Why not fuse the two essential breakfast ingredients so we can get our coffee and carbs in one bite? If you usually order your coffee “light and sweet,” let a swipe of butter melt into the toasted coffee-bagel, and add a few dashes of vanilla sugar.
Bàhn mì, the addictive Vietnamese sandwich, would be much easier to eat if the traditional airy baguette got swapped out for a chewy bagel. Just hollow out the bagel halves, and they’d do a better job than a baguette of containing the pork, pickled carrots, and cilantro when you take that first bite. (No more fillings spurting out the side.)
No disrespect to the Everything Doughnut, but a more natural sweet-savory combination would be an everything-spiced cheesecake. The blend of toasted sesame seeds, poppy seeds, salt, garlic powder and flakes of dried onion could be mixed into the graham-cracker crust and sprinkled atop the cream-cheese filling. It’s a perfect excuse to have cake for Sunday brunch.

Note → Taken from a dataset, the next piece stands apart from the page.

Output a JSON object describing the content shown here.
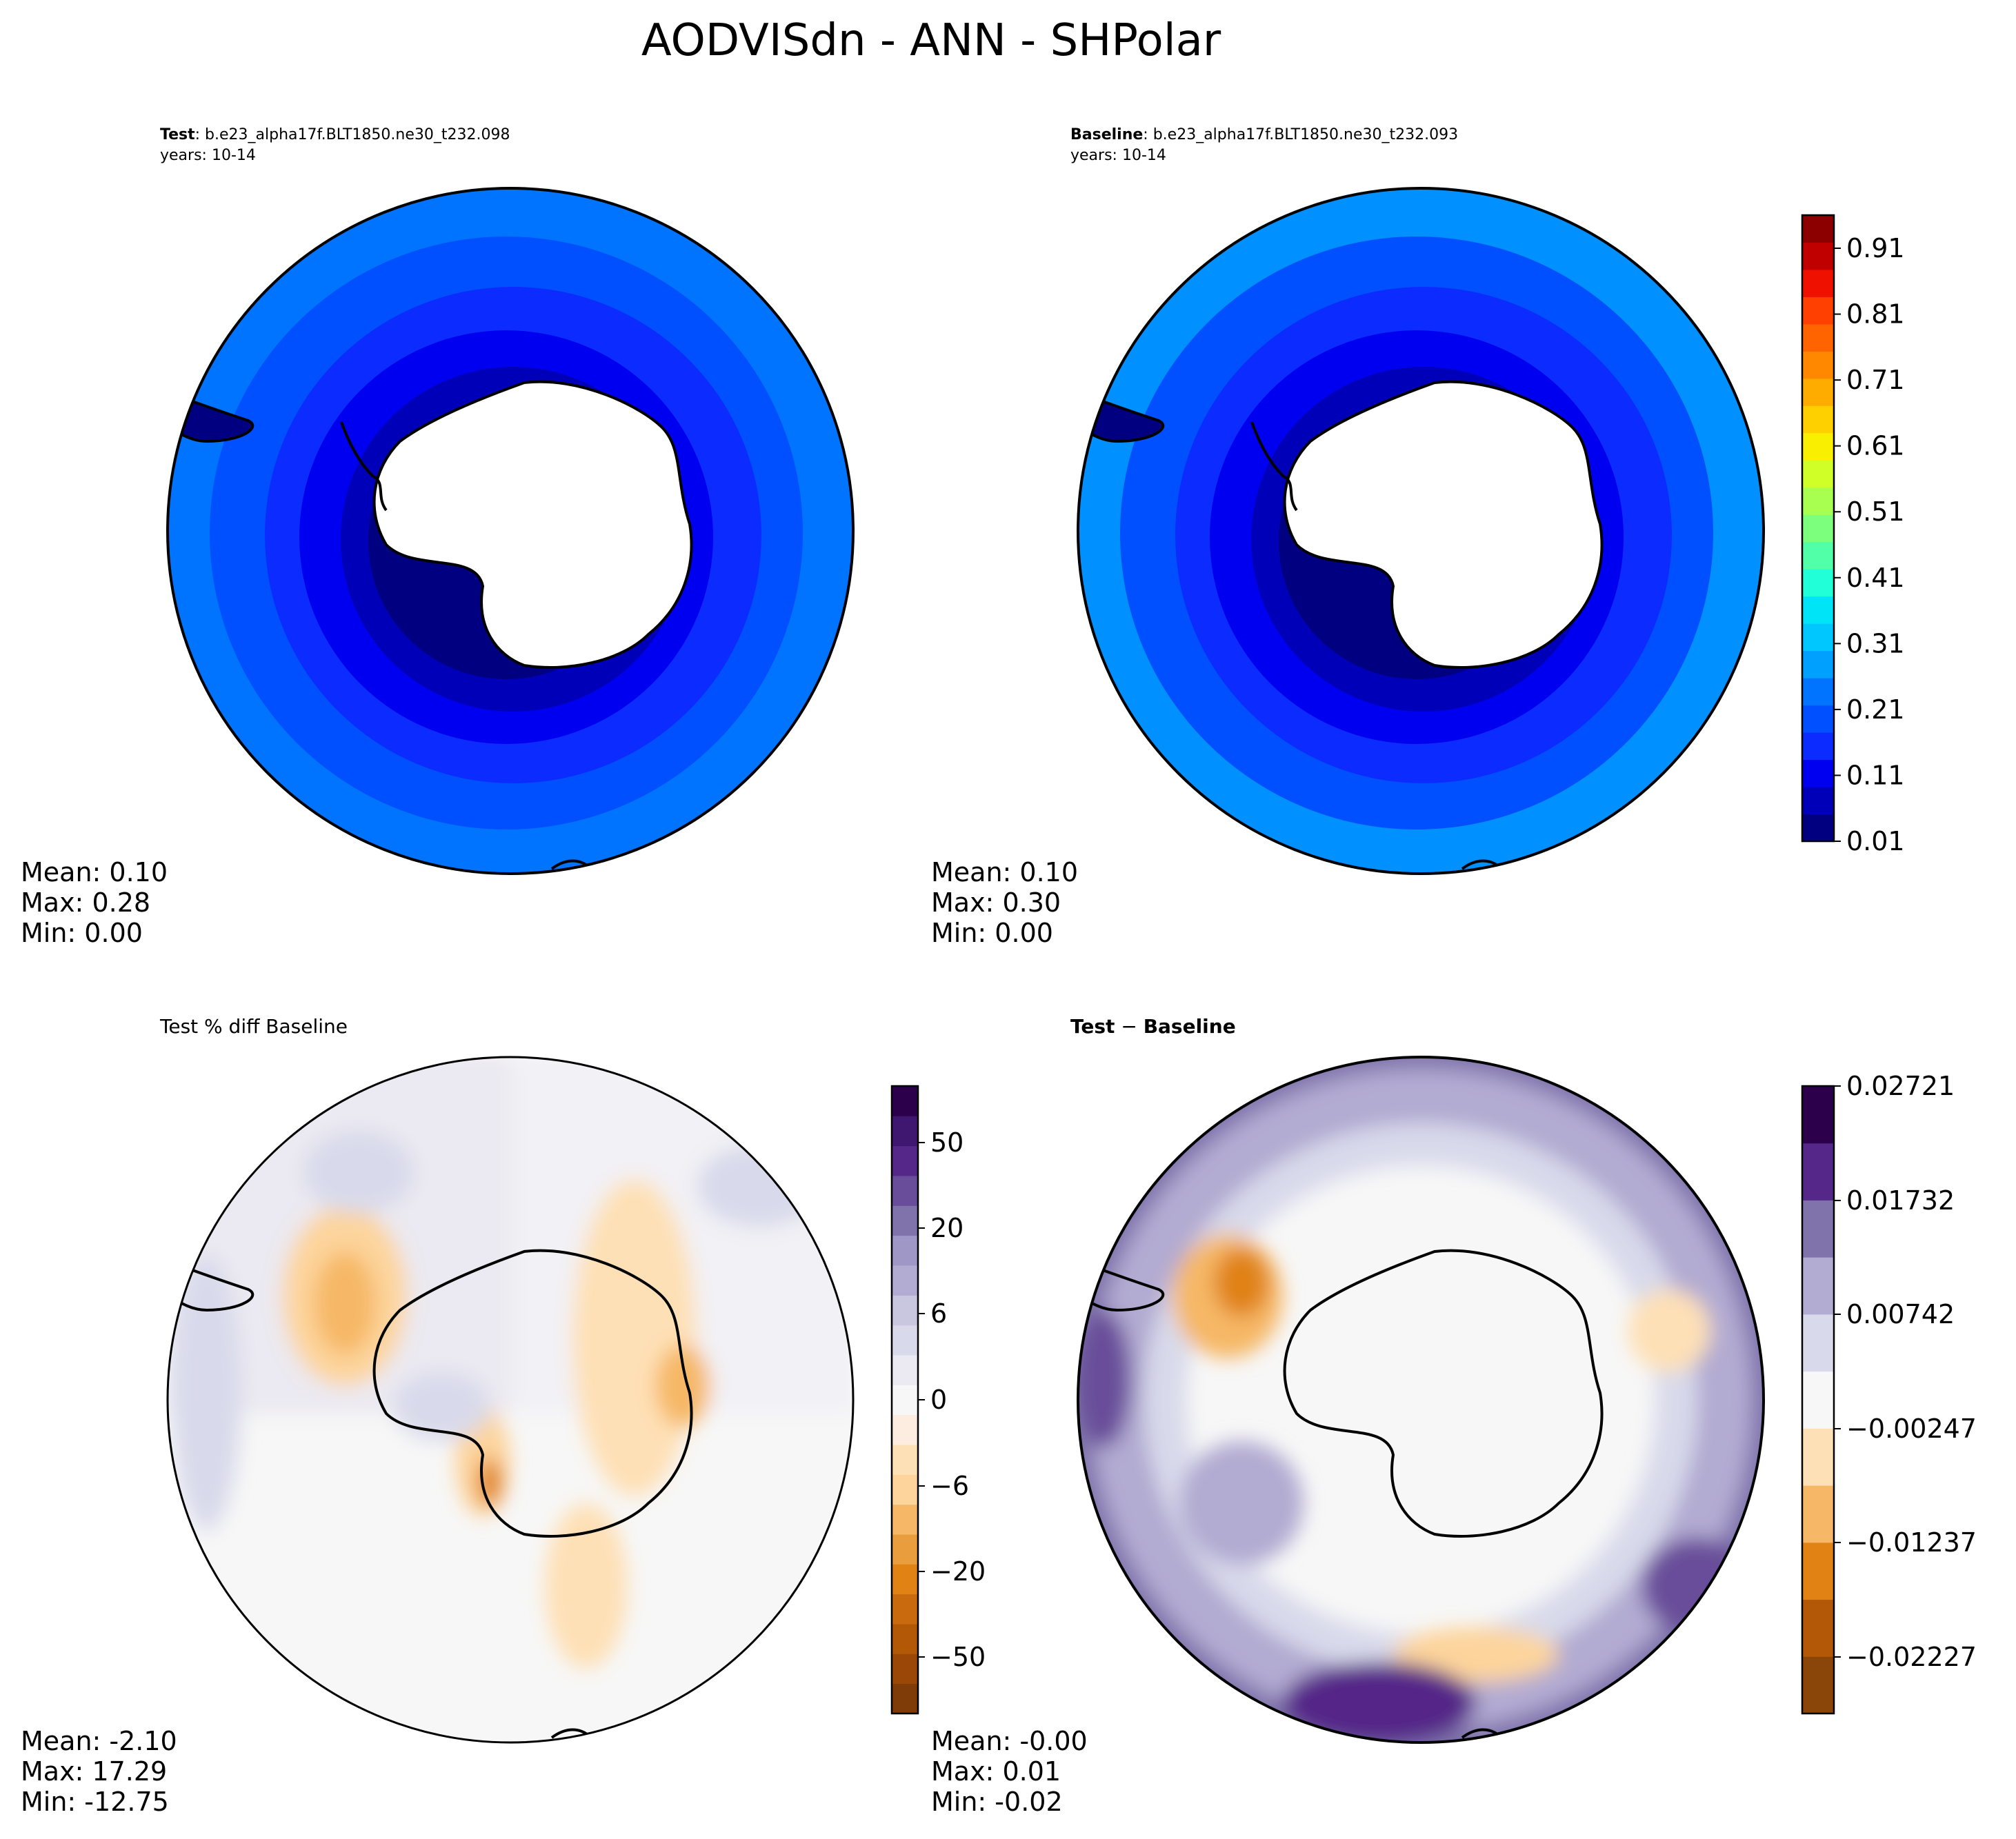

Beets are the secret ingredient some expert bakers use in their chocolate cakes, to make the cakes super-moist. Couldn’t the veg lend that same tenderness to a bagel? Either way, the bagels would turn a bougainvillea pink color! For even more magenta, layer them with beet-cured lox from Black Seed.
Pimiento cheese bagels
The classic Southern spread, with its bright flavor of cheddar and cherry peppers, would be irresistible mixed into a bagel. The “caviar of the South” would wipe the deli floor with those namby-pamby Asiago bagels.
Old Bay bagels
Old Bay never met a type of seafood it didn’t like, so that secret herb-and-spice blend would surely be dandy paired with a few slices of smoked salmon. There’s a nice Jewish heritage connection, too, since the cult-favorite seasoning was invented by German-Jewish immigrant Gustav Brunn.

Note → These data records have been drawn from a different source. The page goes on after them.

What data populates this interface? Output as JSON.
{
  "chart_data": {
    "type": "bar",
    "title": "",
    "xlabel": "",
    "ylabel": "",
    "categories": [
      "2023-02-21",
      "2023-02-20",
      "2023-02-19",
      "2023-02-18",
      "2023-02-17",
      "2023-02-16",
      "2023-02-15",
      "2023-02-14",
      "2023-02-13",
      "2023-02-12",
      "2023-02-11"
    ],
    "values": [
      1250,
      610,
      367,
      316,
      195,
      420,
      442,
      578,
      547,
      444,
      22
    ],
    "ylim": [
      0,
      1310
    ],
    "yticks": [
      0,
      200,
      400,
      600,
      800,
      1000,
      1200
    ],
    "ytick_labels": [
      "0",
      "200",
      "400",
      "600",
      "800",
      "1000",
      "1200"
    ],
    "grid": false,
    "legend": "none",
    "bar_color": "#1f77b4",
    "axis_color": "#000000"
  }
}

Yes, Cabernet bagels. Don’t judge.
P.S. We’ve also been craving bagels with za’atar, the Middle Eastern spice blend of toasted sesame seeds, thyme, oregano and a citrusy hit of sumac. Luckily, you can find these at a few intrepid bakeries such as Bagel Grove, in Utica, New York. Swap your usual schmear of cream cheese for labneh (the thick, creamy strained yogurt) for an earthy-tangy-nutty taste trifecta. And pray that this bagel flavor catches on across the country.